Although it's tempting to dismiss all of this as interesting talk for intellectuals, the issues raised by Civilization and Its Enemies are the very ones that we are facing today. That the fantasy ideology of radical Islam is a clear and present danger to the West is of no question: the war declared by Osama bin Laden in the 1990s is a fight to the death. Since September 11, 2001 we have faced several critical questions: Why are we so vulnerable to an enemy equipped with a ruthless urge to destroy us? How do we defend ourselves? How do we fight without losing the essence of what believe makes us who we are? Why do we keep forgetting the enemies of civilization never permanently go away?

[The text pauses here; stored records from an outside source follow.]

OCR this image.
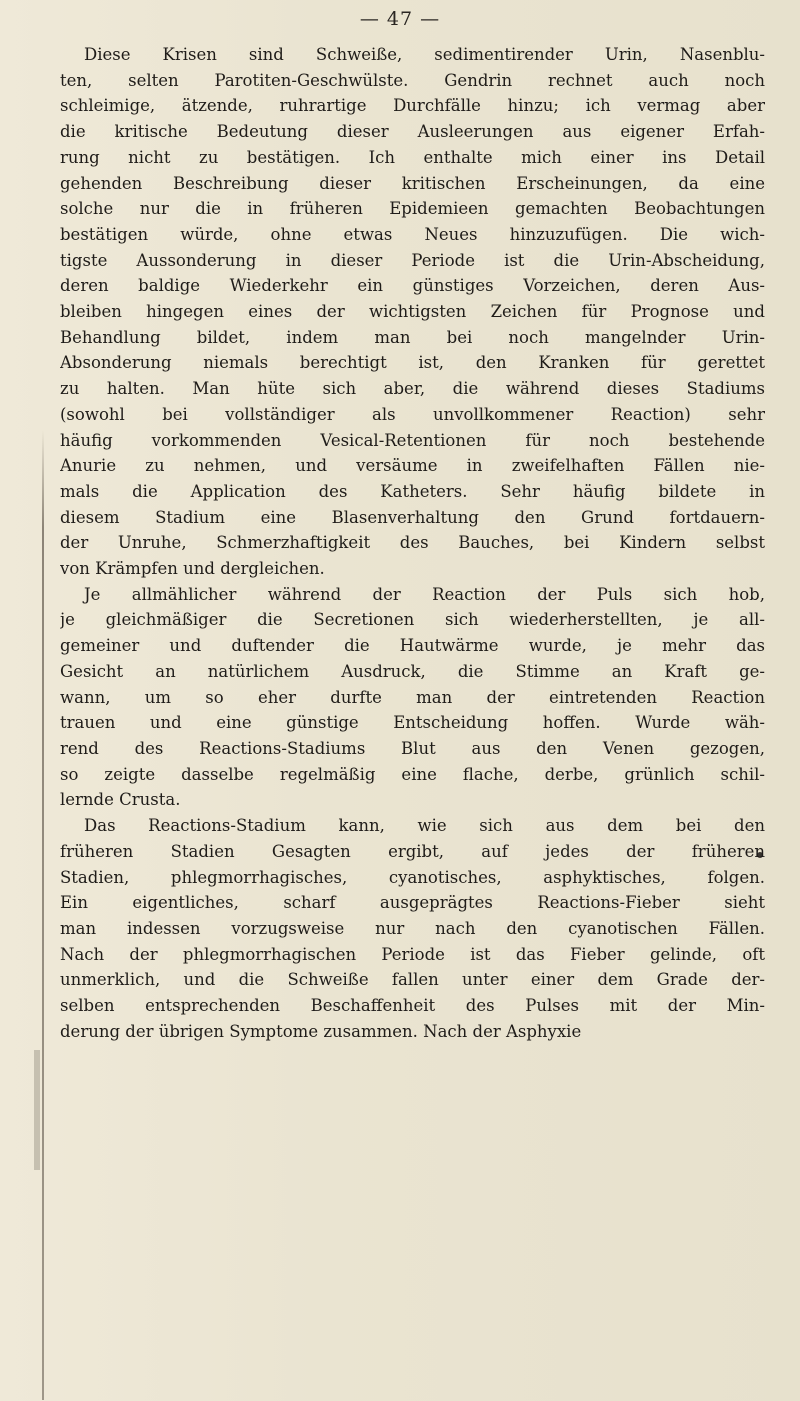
— 47 —
Diese Krisen sind Schweiße, sedimentirender Urin, Nasenblu-
ten, selten Parotiten-Geschwülste. Gendrin rechnet auch noch
schleimige, ätzende, ruhrartige Durchfälle hinzu; ich vermag aber
die kritische Bedeutung dieser Ausleerungen aus eigener Erfah-
rung nicht zu bestätigen. Ich enthalte mich einer ins Detail
gehenden Beschreibung dieser kritischen Erscheinungen, da eine
solche nur die in früheren Epidemieen gemachten Beobachtungen
bestätigen würde, ohne etwas Neues hinzuzufügen. Die wich-
tigste Aussonderung in dieser Periode ist die Urin-Abscheidung,
deren baldige Wiederkehr ein günstiges Vorzeichen, deren Aus-
bleiben hingegen eines der wichtigsten Zeichen für Prognose und
Behandlung bildet, indem man bei noch mangelnder Urin-
Absonderung niemals berechtigt ist, den Kranken für gerettet
zu halten. Man hüte sich aber, die während dieses Stadiums
(sowohl bei vollständiger als unvollkommener Reaction) sehr
häufig vorkommenden Vesical-Retentionen für noch bestehende
Anurie zu nehmen, und versäume in zweifelhaften Fällen nie-
mals die Application des Katheters. Sehr häufig bildete in
diesem Stadium eine Blasenverhaltung den Grund fortdauern-
der Unruhe, Schmerzhaftigkeit des Bauches, bei Kindern selbst
von Krämpfen und dergleichen.
Je allmählicher während der Reaction der Puls sich hob,
je gleichmäßiger die Secretionen sich wiederherstellten, je all-
gemeiner und duftender die Hautwärme wurde, je mehr das
Gesicht an natürlichem Ausdruck, die Stimme an Kraft ge-
wann, um so eher durfte man der eintretenden Reaction
trauen und eine günstige Entscheidung hoffen. Wurde wäh-
rend des Reactions-Stadiums Blut aus den Venen gezogen,
so zeigte dasselbe regelmäßig eine flache, derbe, grünlich schil-
lernde Crusta.
Das Reactions-Stadium kann, wie sich aus dem bei den
früheren Stadien Gesagten ergibt, auf jedes der früheren
Stadien, phlegmorrhagisches, cyanotisches, asphyktisches, folgen.
Ein eigentliches, scharf ausgeprägtes Reactions-Fieber sieht
man indessen vorzugsweise nur nach den cyanotischen Fällen.
Nach der phlegmorrhagischen Periode ist das Fieber gelinde, oft
unmerklich, und die Schweiße fallen unter einer dem Grade der-
selben entsprechenden Beschaffenheit des Pulses mit der Min-
derung der übrigen Symptome zusammen. Nach der Asphyxie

Civilization and Its Enemies is amongst the most important books written since the terrorist attacks. It is a wake up call to an entire civilization, a declaration that our traditional view of the world needs to be updated for a new dangerous age and an old enemy. It's doubtless that some will quibble with several of Harris' conclusions -- notably that the United States is the only force powerful enough to push back the enemy -- but the stunning clarity of his argument is all but beyond debate. This is a book that needs to be read by both sides of the political divide if the West is to understand who is really fighting and why nothing less than total victory can suffice.
Steven Martinovich is a freelance writer in Sudbury, Ontario, Canada.